33. Tazminat alacağının miktarı, ancak bilirkişi incelemesi ve benzeri araştırmalardan sonra mahkemenin takdir yetkisi çerçevesinde belirlenebilen bir olgudur. Tazminat müessesesinin bu özelliği gereği, hak kazanılan tazminat miktarının dava açılmadan önce tam olarak bilinmesi veya öngörülmesi mümkün değildir. Dava açılması aşamasında karşı karşıya kalınan bu belirsizliğin, talep edilen miktarın sonradan düzeltilmesi (ıslah) yoluyla aşılması da 1602 sayılı Kanun gereği davanın açıldığı 17/8/2010 tarihi öncesinde mümkün olmadığından hak kaybına uğramak istemeyen davacıların, tazminat taleplerine ilişkin miktarları yüksek tutmaktan başka seçeneklerinin olmadığı görülmektedir.

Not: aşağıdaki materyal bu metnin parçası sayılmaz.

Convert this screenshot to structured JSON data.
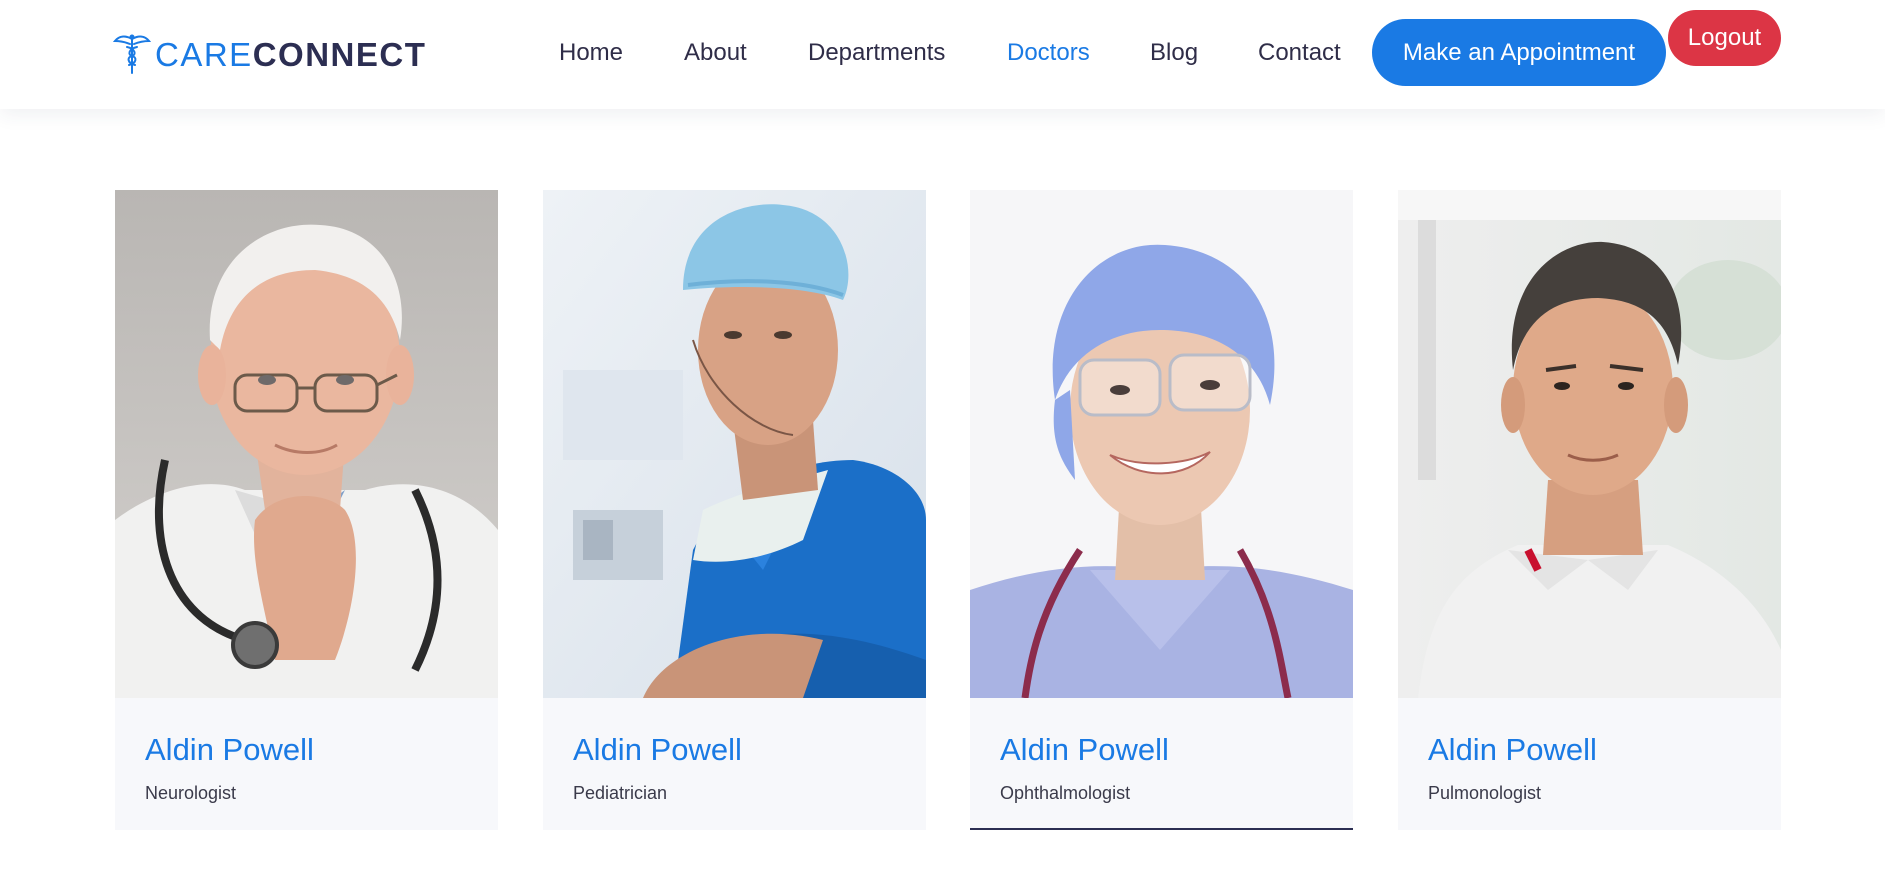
{
  "brand": {
    "name_light": "CARE",
    "name_bold": "CONNECT",
    "icon": "caduceus-icon"
  },
  "nav": [
    {
      "label": "Home",
      "active": false
    },
    {
      "label": "About",
      "active": false
    },
    {
      "label": "Departments",
      "active": false
    },
    {
      "label": "Doctors",
      "active": true
    },
    {
      "label": "Blog",
      "active": false
    },
    {
      "label": "Contact",
      "active": false
    }
  ],
  "actions": {
    "appointment_label": "Make an Appointment",
    "logout_label": "Logout"
  },
  "doctors": [
    {
      "name": "Aldin Powell",
      "specialty": "Neurologist",
      "photo": "senior-doctor-with-stethoscope-photo"
    },
    {
      "name": "Aldin Powell",
      "specialty": "Pediatrician",
      "photo": "surgeon-in-blue-scrubs-photo"
    },
    {
      "name": "Aldin Powell",
      "specialty": "Ophthalmologist",
      "photo": "smiling-doctor-with-cap-and-glasses-photo"
    },
    {
      "name": "Aldin Powell",
      "specialty": "Pulmonologist",
      "photo": "doctor-in-white-polo-photo"
    }
  ],
  "colors": {
    "accent": "#1a7ae4",
    "brand_dark": "#2c2e52",
    "logout": "#dc3545",
    "text": "#2f2d48"
  }
}
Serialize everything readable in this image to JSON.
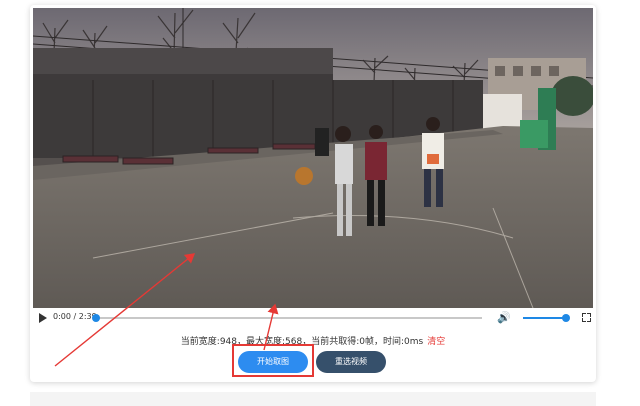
{
  "video": {
    "time_display": "0:00 / 2:39",
    "progress_fraction": 0,
    "volume_fraction": 1
  },
  "status": {
    "text": "当前宽度:948，最大宽度:568，当前共取得:0帧，时间:0ms",
    "clear_label": "清空"
  },
  "buttons": {
    "start_label": "开始取图",
    "reselect_label": "重选视频"
  },
  "colors": {
    "accent": "#2d8cf0",
    "secondary": "#36506b",
    "danger": "#e53935",
    "annotation": "#e53935"
  },
  "icons": [
    "play-icon",
    "volume-icon",
    "fullscreen-icon"
  ]
}
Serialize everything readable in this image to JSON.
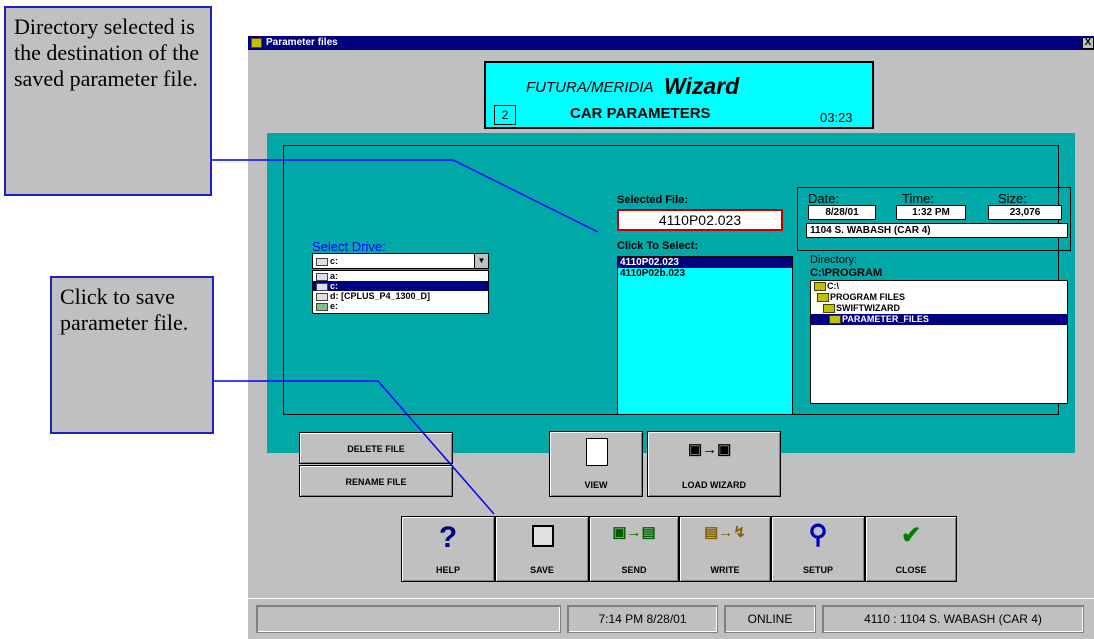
{
  "window": {
    "title": "Parameter files",
    "close_glyph": "X"
  },
  "wizard": {
    "brand": "FUTURA/MERIDIA",
    "title": "Wizard",
    "step": "2",
    "subtitle": "CAR PARAMETERS",
    "time": "03:23"
  },
  "drive": {
    "label": "Select Drive:",
    "current": "c:",
    "options": [
      "a:",
      "c:",
      "d: [CPLUS_P4_1300_D]",
      "e:"
    ],
    "selected_index": 1
  },
  "file": {
    "selected_label": "Selected File:",
    "selected_value": "4110P02.023",
    "list_label": "Click To Select:",
    "items": [
      "4110P02.023",
      "4110P02b.023"
    ],
    "selected_index": 0
  },
  "info": {
    "date_label": "Date:",
    "time_label": "Time:",
    "size_label": "Size:",
    "date": "8/28/01",
    "time": "1:32 PM",
    "size": "23,076",
    "description": "1104 S. WABASH (CAR 4)"
  },
  "directory": {
    "label": "Directory:",
    "path": "C:\\PROGRAM",
    "items": [
      "C:\\",
      "PROGRAM FILES",
      "SWIFTWIZARD",
      "PARAMETER_FILES"
    ],
    "selected_index": 3
  },
  "buttons": {
    "delete": "DELETE FILE",
    "rename": "RENAME FILE",
    "view": "VIEW",
    "load_wizard": "LOAD WIZARD",
    "help": "HELP",
    "save": "SAVE",
    "send": "SEND",
    "write": "WRITE",
    "setup": "SETUP",
    "close": "CLOSE"
  },
  "icons": {
    "help": "question-icon",
    "save": "floppy-icon",
    "send": "send-icon",
    "write": "write-icon",
    "setup": "wrench-icon",
    "close": "checkmark-icon",
    "view": "document-icon",
    "load_wizard": "load-icon"
  },
  "status": {
    "blank": "",
    "datetime": "7:14 PM 8/28/01",
    "connection": "ONLINE",
    "car": "4110 : 1104 S. WABASH (CAR 4)"
  },
  "callouts": {
    "directory": "Directory selected is the destination of the saved parameter file.",
    "save": "Click to save parameter file."
  },
  "colors": {
    "teal": "#00a8a8",
    "cyan": "#00ffff",
    "navy": "#000080",
    "callout_border": "#2020c0"
  }
}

34. Başvurucunun da bu nedenle AYİM’e açtığı davada, uğradığı zarar için 90.000 TL maddi ve 10.000 TL manevi tazminat talebinde bulunduğu anlaşılmaktadır. AYİM, davayı reddettikten sonra başvurucunun reddedilen tazminat talepleri üzerinden davalı idare lehine 9.250 TL avukatlık ücreti ödemesine karar vermiştir.
35. Buna göre başvurucunun dava açtığı sırada ıslah imkânının olmaması nedeniyle hak kaybına uğramamak amacıyla talebini yüksek tuttuğu, davanın reddedilmesi sonrasında 9.250 TL avukatlık ücreti ödeme yükümlülüğü altına girdiği anlaşılmaktadır.
36. Başvurucu aleyhine avukatlık ücreti ödenmesini öngören düzenlemenin tek başına mahkemeye erişim hakkını ihlal ettiği söylenemez. Bu düzenleme sonucu gerçekleşen müdahalenin ölçülü olup olmadığının da incelenmesi gerekir.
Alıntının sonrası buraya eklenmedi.